“God see’s children through the eyes of their Mother’s, measuring there value by their virtues.”
I sure hope not! This was one of many quotes hanging around the kid’s school yesterday at the Mother’s day function. I’d much rather God see me through Jesus’ eyes than my mother’s. (not that my mother doesnt think I’m perfect or anything;). And for my children’s sake I hope this too.
My own “Mother eyes” can be rose-colored at times. Seeing only what I want to see. Only what my pride allows. And then they can also be critical. More critical and demanding than my Heavenly Father is with me. In fact He isn’t at all.
Today as we had a time of worship and singing as a family I sat on our bed, combing my fingers through A’s hair and wondered what kind of legacy I was passing on these days.
Since we have moved here I have been so impatient and short tempered. Taking out some culture stress on them. Or just letting the consequences of a bad choice to stay up late rest on them the next morning.
“Raging at the children for minor wrongdoings while I’m the one defiling the moment with sinful anger.” A.Voskamp.
What are they learning from me? How do they view the way their Father loves them by what I am teaching about love? As we each shared what we were thankful for, M said family day (which is our sabbath we usually have on sunday.) I felt God’s grace wash over me that he actually enjoys being altogether still.
We had a great day full of sleeping in for me and waffles with chocolate syrup. Husband-made iced mocha. I was greeted in bed with hand made cards with scribbled messages of love. Painted faces and puzzles. Night time scooter rides (all 5 on 1 bike) to our fav restaraunt. Pizza and fries. Sundaes. Breezy trips home with the fragrance of flowers. Eyedrop tickles and bedtime kisses. First baby kicks.
More than anything today has gently reminded me of the opportunity I have. To love with the Holy love I am given. To forgive much and and meet with understanding. To hug and to kiss and say those 3 words often. But to show them even more than I say them. To hold and to comfort. To listen. To change my tone or lower my volume. To be with them and know them. To pray for them and give them room to grow. Room to grow up into God’s Marvelous love for them.

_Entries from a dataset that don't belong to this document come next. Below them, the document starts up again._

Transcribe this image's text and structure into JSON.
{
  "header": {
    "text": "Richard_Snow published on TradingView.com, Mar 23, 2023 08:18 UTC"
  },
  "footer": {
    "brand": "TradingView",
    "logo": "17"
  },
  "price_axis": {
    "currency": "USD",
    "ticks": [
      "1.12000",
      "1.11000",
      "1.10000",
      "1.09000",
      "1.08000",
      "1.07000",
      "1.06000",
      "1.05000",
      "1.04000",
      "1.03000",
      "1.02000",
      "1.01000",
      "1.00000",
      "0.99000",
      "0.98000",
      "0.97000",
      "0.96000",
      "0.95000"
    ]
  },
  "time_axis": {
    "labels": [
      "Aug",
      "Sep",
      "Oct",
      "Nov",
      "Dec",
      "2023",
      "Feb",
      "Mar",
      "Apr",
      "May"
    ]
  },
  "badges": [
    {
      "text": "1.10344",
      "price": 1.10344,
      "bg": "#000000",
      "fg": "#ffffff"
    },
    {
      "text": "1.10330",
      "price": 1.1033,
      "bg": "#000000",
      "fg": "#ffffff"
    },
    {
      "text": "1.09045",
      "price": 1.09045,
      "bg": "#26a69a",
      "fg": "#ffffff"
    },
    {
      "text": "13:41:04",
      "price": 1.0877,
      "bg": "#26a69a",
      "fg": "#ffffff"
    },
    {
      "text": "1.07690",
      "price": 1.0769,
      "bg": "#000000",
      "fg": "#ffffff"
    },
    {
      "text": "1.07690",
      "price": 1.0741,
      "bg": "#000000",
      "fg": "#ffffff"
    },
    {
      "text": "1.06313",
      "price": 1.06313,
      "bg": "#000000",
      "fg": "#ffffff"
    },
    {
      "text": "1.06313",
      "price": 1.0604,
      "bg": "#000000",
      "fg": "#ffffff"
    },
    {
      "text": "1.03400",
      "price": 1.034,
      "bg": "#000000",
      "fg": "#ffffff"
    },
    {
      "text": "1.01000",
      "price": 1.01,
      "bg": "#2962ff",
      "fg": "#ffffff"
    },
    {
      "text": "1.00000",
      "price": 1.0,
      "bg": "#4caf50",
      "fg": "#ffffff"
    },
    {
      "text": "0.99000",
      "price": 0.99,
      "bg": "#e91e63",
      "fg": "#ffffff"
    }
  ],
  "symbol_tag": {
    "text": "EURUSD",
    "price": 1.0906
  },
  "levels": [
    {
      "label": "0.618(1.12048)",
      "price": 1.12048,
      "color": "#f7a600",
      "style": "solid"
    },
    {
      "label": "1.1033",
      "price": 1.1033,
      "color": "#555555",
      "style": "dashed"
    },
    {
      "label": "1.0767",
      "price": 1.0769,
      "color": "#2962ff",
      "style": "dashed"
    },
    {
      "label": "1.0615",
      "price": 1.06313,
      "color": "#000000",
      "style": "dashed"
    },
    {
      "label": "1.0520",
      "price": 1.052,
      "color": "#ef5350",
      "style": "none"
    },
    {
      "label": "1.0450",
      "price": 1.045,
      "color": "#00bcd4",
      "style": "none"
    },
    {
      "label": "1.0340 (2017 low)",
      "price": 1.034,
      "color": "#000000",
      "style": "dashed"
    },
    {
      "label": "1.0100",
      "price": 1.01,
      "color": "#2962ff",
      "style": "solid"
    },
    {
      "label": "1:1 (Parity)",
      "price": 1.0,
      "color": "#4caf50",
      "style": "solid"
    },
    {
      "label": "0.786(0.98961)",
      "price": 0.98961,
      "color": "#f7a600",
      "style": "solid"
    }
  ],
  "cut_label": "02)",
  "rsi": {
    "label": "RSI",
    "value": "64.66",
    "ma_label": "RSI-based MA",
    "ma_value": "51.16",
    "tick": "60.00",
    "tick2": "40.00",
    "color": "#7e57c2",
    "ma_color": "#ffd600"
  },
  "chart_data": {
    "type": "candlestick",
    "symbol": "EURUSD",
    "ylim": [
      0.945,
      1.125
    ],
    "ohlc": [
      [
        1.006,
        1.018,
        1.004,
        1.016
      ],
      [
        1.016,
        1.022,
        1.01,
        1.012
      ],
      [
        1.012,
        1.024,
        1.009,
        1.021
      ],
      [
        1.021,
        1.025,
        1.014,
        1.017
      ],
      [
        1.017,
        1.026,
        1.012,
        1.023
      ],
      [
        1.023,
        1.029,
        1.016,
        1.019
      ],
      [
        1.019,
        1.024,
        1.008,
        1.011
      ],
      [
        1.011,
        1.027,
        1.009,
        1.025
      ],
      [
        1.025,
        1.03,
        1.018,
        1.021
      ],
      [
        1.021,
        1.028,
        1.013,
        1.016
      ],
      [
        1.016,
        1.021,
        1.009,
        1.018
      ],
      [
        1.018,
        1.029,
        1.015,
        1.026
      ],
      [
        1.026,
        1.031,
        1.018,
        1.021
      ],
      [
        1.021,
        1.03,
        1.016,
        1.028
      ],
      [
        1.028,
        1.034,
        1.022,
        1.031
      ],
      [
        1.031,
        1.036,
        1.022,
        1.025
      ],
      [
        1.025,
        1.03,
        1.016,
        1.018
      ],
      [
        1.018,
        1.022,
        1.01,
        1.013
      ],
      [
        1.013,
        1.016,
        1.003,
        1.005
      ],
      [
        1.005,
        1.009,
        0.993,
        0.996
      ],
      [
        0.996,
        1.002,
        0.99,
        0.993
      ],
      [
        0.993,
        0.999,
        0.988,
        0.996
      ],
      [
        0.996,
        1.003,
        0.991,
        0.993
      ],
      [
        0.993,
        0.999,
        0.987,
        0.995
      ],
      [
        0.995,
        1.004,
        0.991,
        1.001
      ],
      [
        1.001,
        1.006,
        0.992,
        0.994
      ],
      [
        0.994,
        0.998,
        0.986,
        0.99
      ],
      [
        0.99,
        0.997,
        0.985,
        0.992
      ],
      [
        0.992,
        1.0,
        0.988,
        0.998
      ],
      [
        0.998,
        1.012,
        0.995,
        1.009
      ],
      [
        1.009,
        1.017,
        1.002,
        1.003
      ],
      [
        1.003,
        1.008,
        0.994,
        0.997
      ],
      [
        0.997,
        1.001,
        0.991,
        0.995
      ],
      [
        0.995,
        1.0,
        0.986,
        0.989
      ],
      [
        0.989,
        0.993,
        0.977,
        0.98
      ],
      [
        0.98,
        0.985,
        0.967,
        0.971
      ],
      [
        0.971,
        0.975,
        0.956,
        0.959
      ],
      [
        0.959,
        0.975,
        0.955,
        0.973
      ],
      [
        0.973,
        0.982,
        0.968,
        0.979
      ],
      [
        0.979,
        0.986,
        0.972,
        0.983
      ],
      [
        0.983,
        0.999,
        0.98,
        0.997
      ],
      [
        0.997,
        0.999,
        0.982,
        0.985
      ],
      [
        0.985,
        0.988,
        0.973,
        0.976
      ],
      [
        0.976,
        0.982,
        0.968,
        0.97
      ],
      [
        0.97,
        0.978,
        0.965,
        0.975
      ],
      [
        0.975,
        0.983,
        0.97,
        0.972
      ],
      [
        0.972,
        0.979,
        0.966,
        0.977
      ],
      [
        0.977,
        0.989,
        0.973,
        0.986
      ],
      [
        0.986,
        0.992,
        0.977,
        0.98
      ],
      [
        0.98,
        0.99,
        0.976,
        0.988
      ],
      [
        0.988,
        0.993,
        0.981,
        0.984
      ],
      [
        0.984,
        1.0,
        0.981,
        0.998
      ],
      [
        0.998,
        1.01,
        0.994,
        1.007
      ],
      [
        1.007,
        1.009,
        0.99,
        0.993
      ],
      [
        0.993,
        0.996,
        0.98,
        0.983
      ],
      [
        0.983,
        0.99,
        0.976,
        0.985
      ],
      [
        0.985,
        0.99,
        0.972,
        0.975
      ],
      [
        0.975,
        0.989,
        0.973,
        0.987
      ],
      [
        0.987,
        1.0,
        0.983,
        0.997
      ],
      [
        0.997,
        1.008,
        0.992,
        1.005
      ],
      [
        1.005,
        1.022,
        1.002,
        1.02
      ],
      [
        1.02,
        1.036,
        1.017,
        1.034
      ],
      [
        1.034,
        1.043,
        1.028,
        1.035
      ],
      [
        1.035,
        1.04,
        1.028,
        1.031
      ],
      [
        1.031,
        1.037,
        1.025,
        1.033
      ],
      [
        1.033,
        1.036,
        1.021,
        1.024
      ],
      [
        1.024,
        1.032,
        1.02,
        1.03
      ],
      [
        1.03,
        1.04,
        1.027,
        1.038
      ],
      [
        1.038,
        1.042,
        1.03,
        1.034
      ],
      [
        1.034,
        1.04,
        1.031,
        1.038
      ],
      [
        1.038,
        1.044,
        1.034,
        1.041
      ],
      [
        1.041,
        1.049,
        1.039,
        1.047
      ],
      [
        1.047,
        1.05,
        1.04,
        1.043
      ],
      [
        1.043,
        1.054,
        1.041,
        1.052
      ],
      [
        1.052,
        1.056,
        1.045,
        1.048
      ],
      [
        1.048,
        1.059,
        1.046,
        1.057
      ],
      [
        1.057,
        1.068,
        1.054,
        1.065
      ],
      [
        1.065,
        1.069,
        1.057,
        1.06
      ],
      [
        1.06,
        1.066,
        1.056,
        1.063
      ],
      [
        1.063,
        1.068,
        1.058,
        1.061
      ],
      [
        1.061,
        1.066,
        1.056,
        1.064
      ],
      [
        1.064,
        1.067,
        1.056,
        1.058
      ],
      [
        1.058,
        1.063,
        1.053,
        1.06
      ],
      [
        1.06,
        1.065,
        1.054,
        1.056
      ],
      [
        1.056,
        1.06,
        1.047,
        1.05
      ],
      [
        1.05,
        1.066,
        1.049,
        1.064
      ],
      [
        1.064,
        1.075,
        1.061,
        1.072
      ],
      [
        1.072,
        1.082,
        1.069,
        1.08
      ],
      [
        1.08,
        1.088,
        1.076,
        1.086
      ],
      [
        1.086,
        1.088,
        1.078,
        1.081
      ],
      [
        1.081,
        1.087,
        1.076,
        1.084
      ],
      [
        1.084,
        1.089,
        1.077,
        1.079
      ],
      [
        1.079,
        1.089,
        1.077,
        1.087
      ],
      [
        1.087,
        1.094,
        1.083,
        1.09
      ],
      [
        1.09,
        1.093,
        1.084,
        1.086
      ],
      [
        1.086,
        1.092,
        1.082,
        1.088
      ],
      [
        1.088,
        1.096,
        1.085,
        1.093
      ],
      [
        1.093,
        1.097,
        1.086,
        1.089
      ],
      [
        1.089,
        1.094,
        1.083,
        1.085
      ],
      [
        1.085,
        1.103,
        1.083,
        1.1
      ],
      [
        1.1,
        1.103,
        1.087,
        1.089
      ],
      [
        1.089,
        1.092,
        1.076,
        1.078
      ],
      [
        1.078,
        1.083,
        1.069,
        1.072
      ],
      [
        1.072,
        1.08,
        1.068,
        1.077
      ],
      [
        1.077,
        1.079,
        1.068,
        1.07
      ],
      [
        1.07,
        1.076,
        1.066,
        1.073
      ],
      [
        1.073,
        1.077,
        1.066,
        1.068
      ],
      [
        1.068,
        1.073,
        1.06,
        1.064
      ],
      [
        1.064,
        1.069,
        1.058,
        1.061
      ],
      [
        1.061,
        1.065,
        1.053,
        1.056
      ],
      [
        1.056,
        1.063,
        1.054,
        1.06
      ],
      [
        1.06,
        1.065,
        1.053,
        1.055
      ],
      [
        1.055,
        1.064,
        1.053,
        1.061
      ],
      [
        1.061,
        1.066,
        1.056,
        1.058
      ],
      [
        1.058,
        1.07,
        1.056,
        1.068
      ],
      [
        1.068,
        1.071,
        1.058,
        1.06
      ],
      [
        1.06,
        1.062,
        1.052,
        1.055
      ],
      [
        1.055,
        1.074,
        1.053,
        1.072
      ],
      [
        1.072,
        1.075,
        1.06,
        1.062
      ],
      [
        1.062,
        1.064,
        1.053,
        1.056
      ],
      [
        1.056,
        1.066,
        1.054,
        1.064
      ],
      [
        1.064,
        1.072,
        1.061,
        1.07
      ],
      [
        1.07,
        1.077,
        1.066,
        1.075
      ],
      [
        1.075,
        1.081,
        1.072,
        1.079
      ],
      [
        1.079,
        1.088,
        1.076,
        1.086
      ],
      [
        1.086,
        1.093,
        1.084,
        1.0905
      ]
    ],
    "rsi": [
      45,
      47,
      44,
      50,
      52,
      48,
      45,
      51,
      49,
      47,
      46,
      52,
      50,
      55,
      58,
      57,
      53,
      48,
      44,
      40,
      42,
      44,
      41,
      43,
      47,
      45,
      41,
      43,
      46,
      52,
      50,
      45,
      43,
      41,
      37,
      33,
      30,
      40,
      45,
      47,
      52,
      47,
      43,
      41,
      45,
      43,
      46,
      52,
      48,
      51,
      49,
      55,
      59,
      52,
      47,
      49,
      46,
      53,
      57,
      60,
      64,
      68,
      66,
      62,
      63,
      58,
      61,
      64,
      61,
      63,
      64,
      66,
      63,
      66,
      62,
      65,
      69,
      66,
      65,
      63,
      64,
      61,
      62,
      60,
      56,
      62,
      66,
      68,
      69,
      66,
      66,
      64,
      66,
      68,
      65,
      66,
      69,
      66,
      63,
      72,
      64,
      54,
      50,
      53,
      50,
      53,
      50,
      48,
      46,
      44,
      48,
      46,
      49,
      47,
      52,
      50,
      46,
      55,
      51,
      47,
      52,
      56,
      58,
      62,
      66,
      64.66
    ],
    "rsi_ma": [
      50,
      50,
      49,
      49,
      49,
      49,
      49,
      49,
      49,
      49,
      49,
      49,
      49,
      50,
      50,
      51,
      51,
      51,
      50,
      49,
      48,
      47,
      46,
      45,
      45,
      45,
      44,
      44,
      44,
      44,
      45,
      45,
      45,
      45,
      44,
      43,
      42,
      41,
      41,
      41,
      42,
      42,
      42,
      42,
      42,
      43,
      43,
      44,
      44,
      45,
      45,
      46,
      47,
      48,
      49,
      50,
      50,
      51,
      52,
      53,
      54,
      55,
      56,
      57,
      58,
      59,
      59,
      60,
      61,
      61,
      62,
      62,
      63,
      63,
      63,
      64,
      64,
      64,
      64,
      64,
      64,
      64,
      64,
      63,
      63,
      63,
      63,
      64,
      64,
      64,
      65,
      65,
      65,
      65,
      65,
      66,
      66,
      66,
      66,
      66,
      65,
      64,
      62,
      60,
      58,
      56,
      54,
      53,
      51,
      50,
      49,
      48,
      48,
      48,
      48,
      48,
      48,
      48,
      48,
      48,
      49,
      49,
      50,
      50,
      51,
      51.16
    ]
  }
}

Just as my mother taught me what compassion and giving looks like, I desire to model the artwork of the Holy Spirit in my life. Happy Mother’s day to my own across the deep blue ocean! To the one’s that have been like a mother in so many ways, displaying God’s womanly advice, mentoring, comfort and care. And to all you momma’s! As you fiercely love and sacrifice for your little ones, may you know the compassionate and fierce love of your Father.